Consuming WCF in Silverlight 3 Session at MIX ‘09

This session covers three separate scenarios for Silverlight and WCF interactions. The basic functionality of adding a service reference, creating proxy class and calling method hasn’t changed. However, they are trying to address some of the common pain points related to WCF

It’s now possible to remove the network traffic associated with ‘fat’ SOAP/XML messages by using a binary XML format to send the message. The demo reduced message size by 30%. But size was not the main design goal for binary XML. While compression is possible at the HTTP level, apparently binary XML reduces effort on the client and server as messages are compressed and decompressed. Binary XML is intended to improve speed. And while not every message is affected significantly (small messages and strings don’t really benefit), there is no case that MS is aware of where it gets worse. So binary XML becomes an appropriate default formatting standard.

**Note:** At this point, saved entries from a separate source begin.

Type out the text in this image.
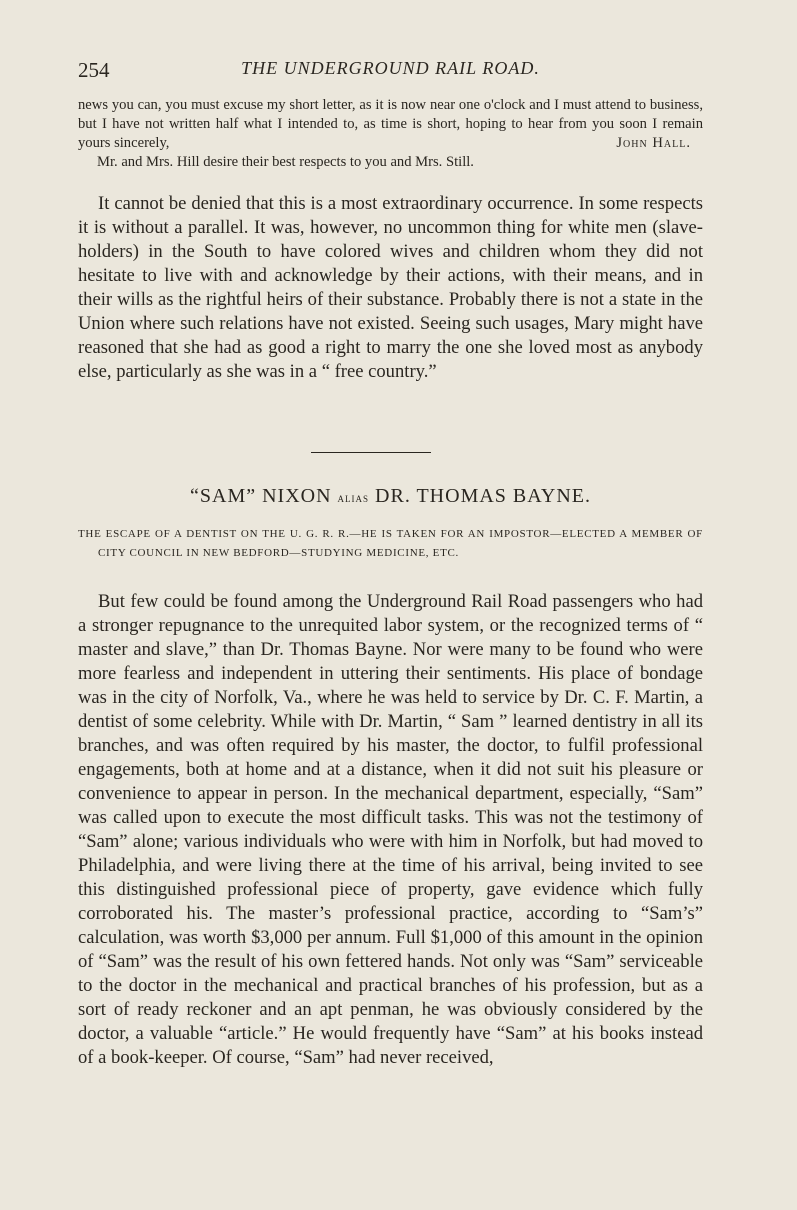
254	THE UNDERGROUND RAIL ROAD.

news you can, you must excuse my short letter, as it is now near one o'clock and I must attend to business, but I have not written half what I intended to, as time is short, hoping to hear from you soon I remain yours sincerely,	John Hall.

Mr. and Mrs. Hill desire their best respects to you and Mrs. Still.

It cannot be denied that this is a most extraordinary occurrence. In some respects it is without a parallel. It was, however, no uncommon thing for white men (slave-holders) in the South to have colored wives and children whom they did not hesitate to live with and acknowledge by their actions, with their means, and in their wills as the rightful heirs of their substance. Probably there is not a state in the Union where such relations have not existed. Seeing such usages, Mary might have reasoned that she had as good a right to marry the one she loved most as anybody else, particularly as she was in a “ free country.”

“SAM” NIXON alias DR. THOMAS BAYNE.

THE ESCAPE OF A DENTIST ON THE U. G. R. R.—HE IS TAKEN FOR AN IMPOSTOR—ELECTED A MEMBER OF CITY COUNCIL IN NEW BEDFORD—STUDYING MEDICINE, ETC.

But few could be found among the Underground Rail Road passengers who had a stronger repugnance to the unrequited labor system, or the recognized terms of “ master and slave,” than Dr. Thomas Bayne. Nor were many to be found who were more fearless and independent in uttering their sentiments. His place of bondage was in the city of Norfolk, Va., where he was held to service by Dr. C. F. Martin, a dentist of some celebrity. While with Dr. Martin, “ Sam ” learned dentistry in all its branches, and was often required by his master, the doctor, to fulfil professional engagements, both at home and at a distance, when it did not suit his pleasure or convenience to appear in person. In the mechanical department, especially, “Sam” was called upon to execute the most difficult tasks. This was not the testimony of “Sam” alone; various individuals who were with him in Norfolk, but had moved to Philadelphia, and were living there at the time of his arrival, being invited to see this distinguished professional piece of property, gave evidence which fully corroborated his. The master’s professional practice, according to “Sam’s” calculation, was worth $3,000 per annum. Full $1,000 of this amount in the opinion of “Sam” was the result of his own fettered hands. Not only was “Sam” serviceable to the doctor in the mechanical and practical branches of his profession, but as a sort of ready reckoner and an apt penman, he was obviously considered by the doctor, a valuable “article.” He would frequently have “Sam” at his books instead of a book-keeper. Of course, “Sam” had never received,
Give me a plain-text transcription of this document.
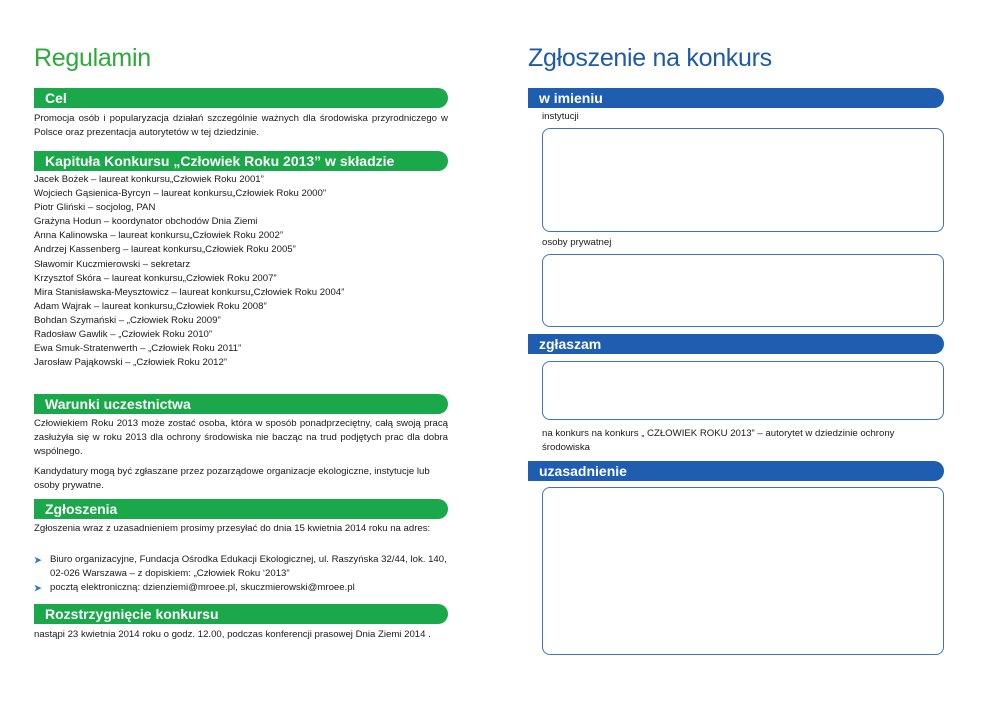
Regulamin
Cel
Promocja osób i popularyzacja działań szczególnie ważnych dla środowiska przyrodniczego w Polsce oraz prezentacja autorytetów w tej dziedzinie.
Kapituła Konkursu „Człowiek Roku 2013” w składzie
Jacek Bożek – laureat konkursu„Człowiek Roku 2001”
Wojciech Gąsienica-Byrcyn – laureat konkursu„Człowiek Roku 2000”
Piotr Gliński – socjolog, PAN
Grażyna Hodun – koordynator obchodów Dnia Ziemi
Anna Kalinowska – laureat konkursu„Człowiek Roku 2002”
Andrzej Kassenberg – laureat konkursu„Człowiek Roku 2005”
Sławomir Kuczmierowski – sekretarz
Krzysztof Skóra – laureat konkursu„Człowiek Roku 2007”
Mira Stanisławska-Meysztowicz – laureat konkursu„Człowiek Roku 2004”
Adam Wajrak – laureat konkursu„Człowiek Roku 2008”
Bohdan Szymański – „Człowiek Roku 2009”
Radosław Gawlik – „Człowiek Roku 2010”
Ewa Smuk-Stratenwerth – „Człowiek Roku 2011”
Jarosław Pająkowski – „Człowiek Roku 2012”
Warunki uczestnictwa
Człowiekiem Roku 2013 może zostać osoba, która w sposób ponadprzeciętny, całą swoją pracą zasłużyła się w roku 2013 dla ochrony środowiska nie bacząc na trud podjętych prac dla dobra wspólnego.
Kandydatury mogą być zgłaszane przez pozarządowe organizacje ekologiczne, instytucje lub osoby prywatne.
Zgłoszenia
Zgłoszenia wraz z uzasadnieniem prosimy przesyłać do dnia 15 kwietnia 2014 roku na adres:
➤ Biuro organizacyjne, Fundacja Ośrodka Edukacji Ekologicznej, ul. Raszyńska 32/44, lok. 140, 02-026 Warszawa – z dopiskiem: „Człowiek Roku ‘2013”
➤ pocztą elektroniczną: dzienziemi@mroee.pl, skuczmierowski@mroee.pl
Rozstrzygnięcie konkursu
nastąpi 23 kwietnia 2014 roku o godz. 12.00, podczas konferencji prasowej Dnia Ziemi 2014 .
Zgłoszenie na konkurs
w imieniu
instytucji
osoby prywatnej
zgłaszam
na konkurs na konkurs „ CZŁOWIEK ROKU 2013” – autorytet w dziedzinie ochrony środowiska
uzasadnienie
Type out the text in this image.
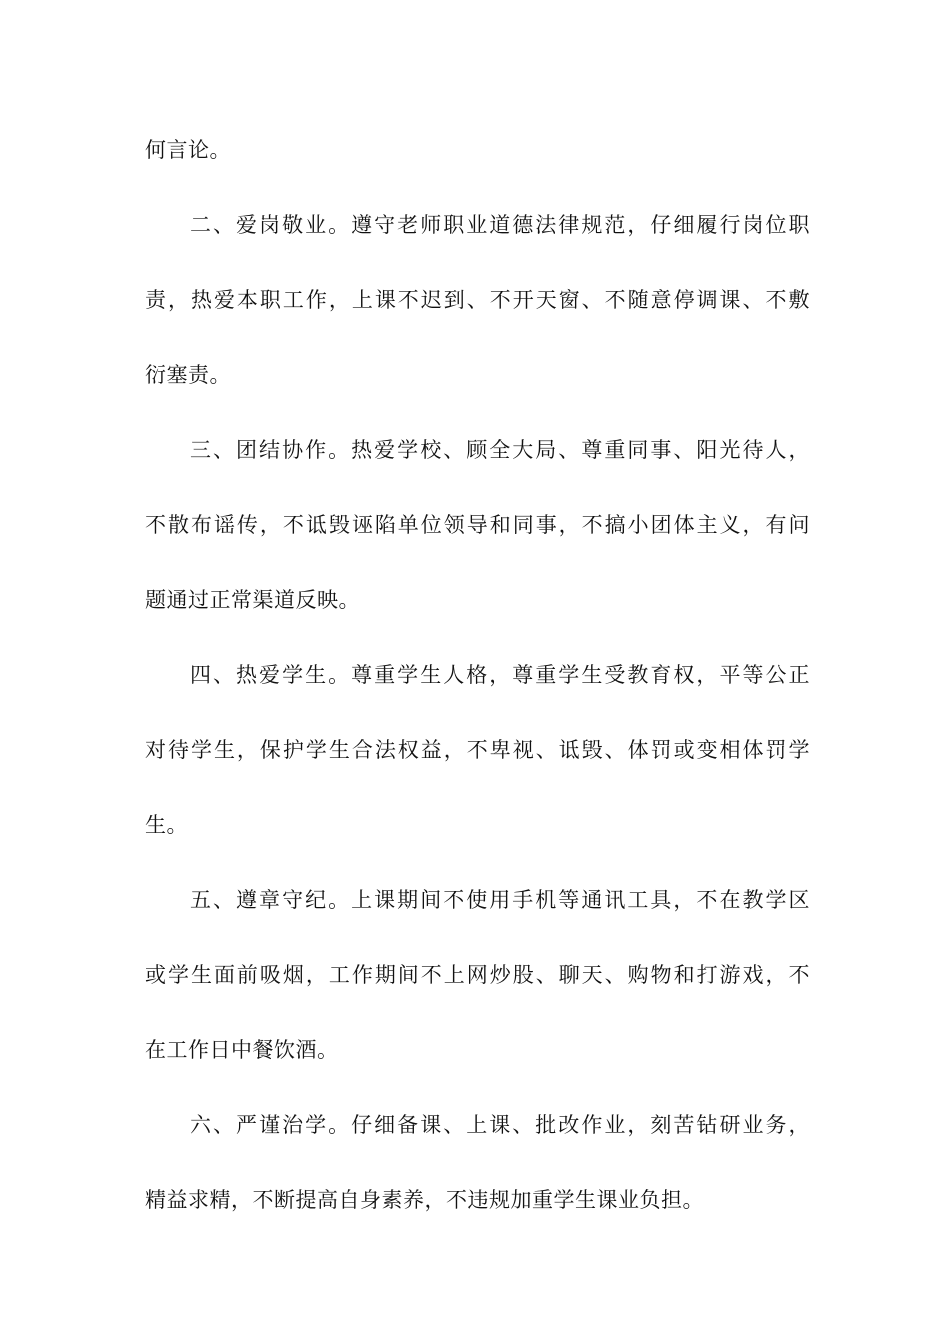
何言论。
二、爱岗敬业。遵守老师职业道德法律规范，仔细履行岗位职
责，热爱本职工作，上课不迟到、不开天窗、不随意停调课、不敷
衍塞责。
三、团结协作。热爱学校、顾全大局、尊重同事、阳光待人，
不散布谣传，不诋毁诬陷单位领导和同事，不搞小团体主义，有问
题通过正常渠道反映。
四、热爱学生。尊重学生人格，尊重学生受教育权，平等公正
对待学生，保护学生合法权益，不卑视、诋毁、体罚或变相体罚学
生。
五、遵章守纪。上课期间不使用手机等通讯工具，不在教学区
或学生面前吸烟，工作期间不上网炒股、聊天、购物和打游戏，不
在工作日中餐饮酒。
六、严谨治学。仔细备课、上课、批改作业，刻苦钻研业务，
精益求精，不断提高自身素养，不违规加重学生课业负担。
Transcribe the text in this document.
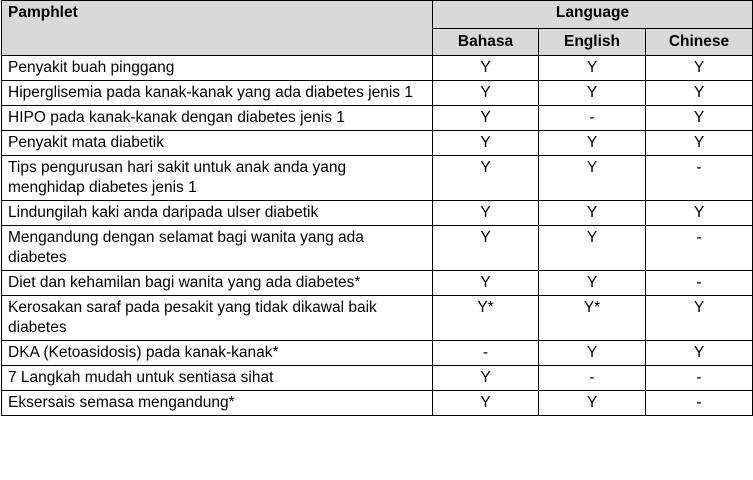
Pamphlet	Language		
	Bahasa	English	Chinese
Penyakit buah pinggang	Y	Y	Y
Hiperglisemia pada kanak-kanak yang ada diabetes jenis 1	Y	Y	Y
HIPO pada kanak-kanak dengan diabetes jenis 1	Y	-	Y
Penyakit mata diabetik	Y	Y	Y
Tips pengurusan hari sakit untuk anak anda yang menghidap diabetes jenis 1	Y	Y	-
Lindungilah kaki anda daripada ulser diabetik	Y	Y	Y
Mengandung dengan selamat bagi wanita yang ada diabetes	Y	Y	-
Diet dan kehamilan bagi wanita yang ada diabetes*	Y	Y	-
Kerosakan saraf pada pesakit yang tidak dikawal baik diabetes	Y*	Y*	Y
DKA (Ketoasidosis) pada kanak-kanak*	-	Y	Y
7 Langkah mudah untuk sentiasa sihat	Y	-	-
Eksersais semasa mengandung*	Y	Y	-
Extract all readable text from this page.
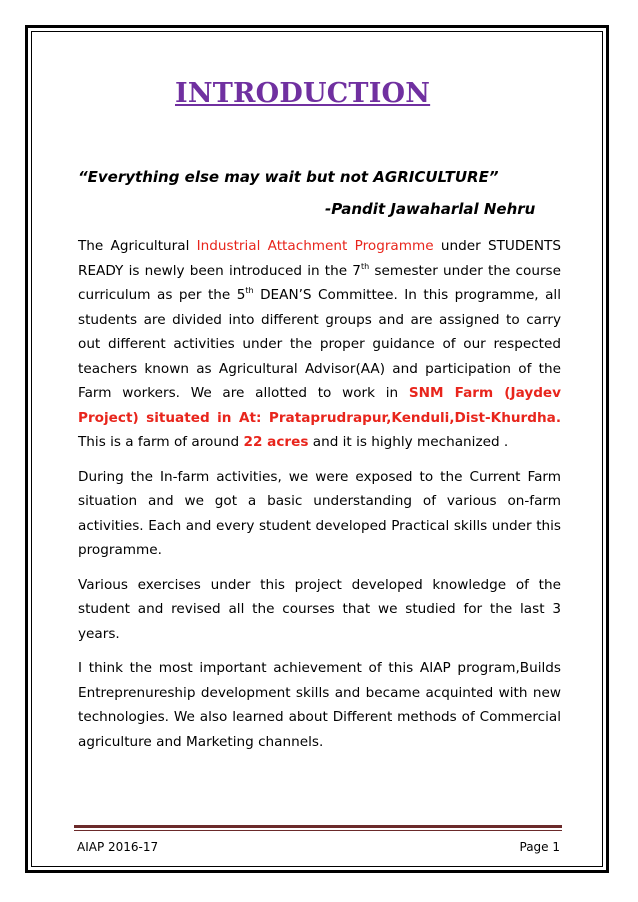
INTRODUCTION

“Everything else may wait but not AGRICULTURE”

-Pandit Jawaharlal Nehru

The Agricultural Industrial Attachment Programme under STUDENTS READY is newly been introduced in the 7th semester under the course curriculum as per the 5th DEAN’S Committee. In this programme, all students are divided into different groups and are assigned to carry out different activities under the proper guidance of our respected teachers known as Agricultural Advisor(AA) and participation of the Farm workers. We are allotted to work in SNM Farm (Jaydev Project) situated in At: Prataprudrapur,Kenduli,Dist-Khurdha. This is a farm of around 22 acres and it is highly mechanized .

During the In-farm activities, we were exposed to the Current Farm situation and we got a basic understanding of various on-farm activities. Each and every student developed Practical skills under this programme.

Various exercises under this project developed knowledge of the student and revised all the courses that we studied for the last 3 years.

I think the most important achievement of this AIAP program,Builds Entreprenureship development skills and became acquinted with new technologies. We also learned about Different methods of Commercial agriculture and Marketing channels.

AIAP 2016-17	Page 1
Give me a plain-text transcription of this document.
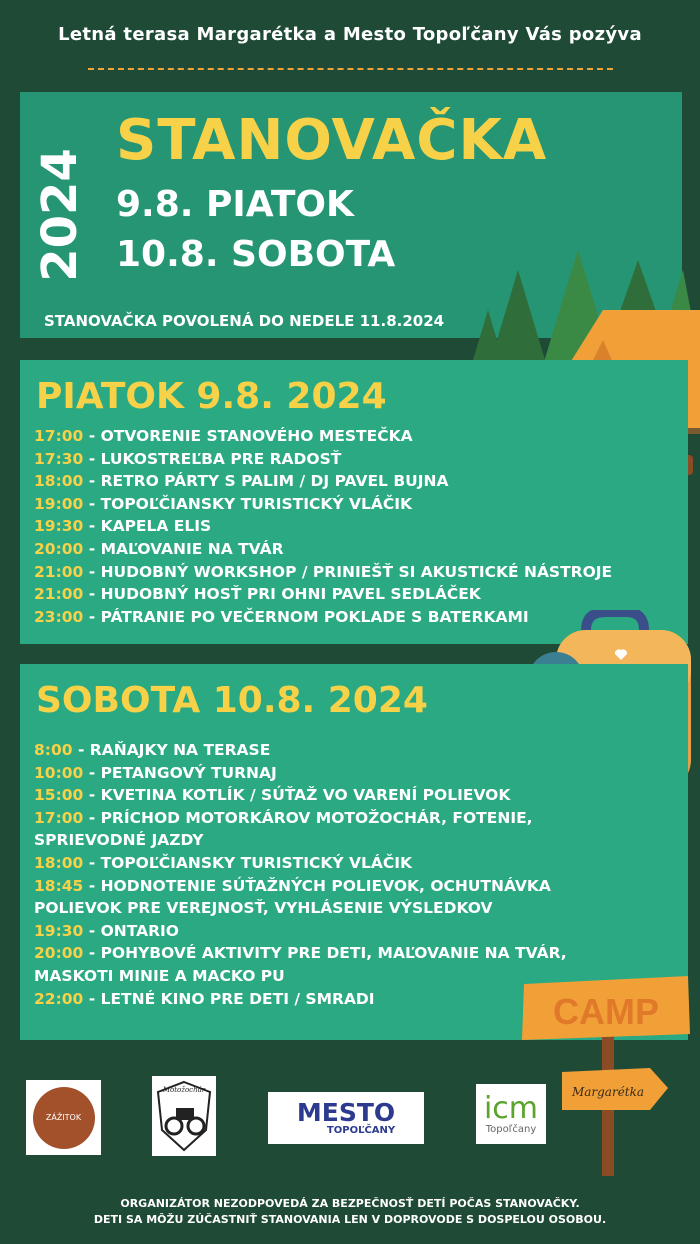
Letná terasa Margarétka a Mesto Topoľčany Vás pozýva
2024
STANOVAČKA
9.8. PIATOK
10.8. SOBOTA
STANOVAČKA POVOLENÁ DO NEDELE 11.8.2024
PIATOK 9.8. 2024
17:00 - OTVORENIE STANOVÉHO MESTEČKA
17:30 - LUKOSTREĽBA PRE RADOSŤ
18:00 - RETRO PÁRTY S PALIM / DJ PAVEL BUJNA
19:00 - TOPOĽČIANSKY TURISTICKÝ VLÁČIK
19:30 - KAPELA ELIS
20:00 - MAĽOVANIE NA TVÁR
21:00 - HUDOBNÝ WORKSHOP / PRINIEŠŤ SI AKUSTICKÉ NÁSTROJE
21:00 - HUDOBNÝ HOSŤ PRI OHNI PAVEL SEDLÁČEK
23:00 - PÁTRANIE PO VEČERNOM POKLADE S BATERKAMI
SOBOTA 10.8. 2024
8:00 - RAŇAJKY NA TERASE
10:00 - PETANGOVÝ TURNAJ
15:00 - KVETINA KOTLÍK / SÚŤAŽ VO VARENÍ POLIEVOK
17:00 - PRÍCHOD MOTORKÁROV MOTOŽOCHÁR, FOTENIE, SPRIEVODNÉ JAZDY
18:00 - TOPOĽČIANSKY TURISTICKÝ VLÁČIK
18:45 - HODNOTENIE SÚŤAŽNÝCH POLIEVOK, OCHUTNÁVKA POLIEVOK PRE VEREJNOSŤ, VYHLÁSENIE VÝSLEDKOV
19:30 - ONTARIO
20:00 - POHYBOVÉ AKTIVITY PRE DETI, MAĽOVANIE NA TVÁR, MASKOTI MINIE A MACKO PU
22:00 - LETNÉ KINO PRE DETI / SMRADI	CAMP
Margarétka
ZÁŽITOK
Motožochár
MESTO
TOPOĽČANY
icm
Topoľčany
ORGANIZÁTOR NEZODPOVEDÁ ZA BEZPEČNOSŤ DETÍ POČAS STANOVAČKY.
DETI SA MÔŽU ZÚČASTNIŤ STANOVANIA LEN V DOPROVODE S DOSPELOU OSOBOU.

Also included in this section was a description of why server-side error information is not accessible from within Silverlight. Specifically, if you have a server-side HTTP 500 code, the information related to the error does not get pushed to Silverlight. This is a fairly hard limitation related to how browsers pass HTTP information to plug-ins. And Silverlight is really a plug-in. The solution is an HTTP hack, there internal server errors get returned as HTTP 200 codes. And Silverlight 3 is built to pull the error information off of the response and surface it through the normal SOAP faulting mechanism.

When it comes to security WCF calls in Silverlight 3, there are two choices: browser-based and manual. The browser-based approach depends on cookies and Forms authentication at the browser level. This is easy to implement, but is open to cross-domain threats IF you have enable cross-domain access for every Web site. The manual approach has identity managed by Silverlight. When the credentials are added by Silverlight (instead of the browser), the cross-domain thread is eliminated. SL3 provides an out-of-the-box mechanism for creating the SOAP headers associated with the manual mechanism. It’s the ‘out-of-the-box’ that is new in SL3, not the technique itself.

The big gotcha in the manual mode is found in the method that WCF uses to prevent replay attacks. There is the concept of a MaxClockSkew. In indicates how far apart the client and server clocks can be. The default value if 5 minutes. which is to say that if the server system has a time of 11:05 and the client system has a time of 11:11, all messages will be rejected. This is the kind of situation that I’m sure will bedevil developers. MS is still trying to decide what the default value of MaxClockSkew will be when SL3 is released.

The second scenario covered in this session involved pushing messages to Silverlight. It was possible in SL2 to push message to the Silverlight application, but the knowledge required by the developer to implement it has been reduced. Because I’m very familiar with WCF, the technique does not seem advanced. Basically, the idea is to have the SL3 client make a one-way WCF call with a callback contract. The OneWay mode means that there is no calling context hanging around on the client. The callback allows the service to call back to the Silverlight application. In the Silverlight application, there is an event raised when the callback method is invoked from the service.

The third and final scenario talked about REST in Silverlight 3. As it turns out, SL3 doesn’t have much added in this area. Mostly because “the REST story in SL2 was pretty complete” This is actually pretty true about WCF in Silverlight in general. It’s not that there aren’t things that people would like to do with WCF in Silverlight (different bindings, for example). But the reality is that the limiting factor for most new feature requests is the HTTP stack from within the browser. It was mentioned that it’s possible to roll your own HTTP stack by going out to JavaScript through the HTTP DOM, but that technique will probably not work if the Silverlight application is running on off-browser mode.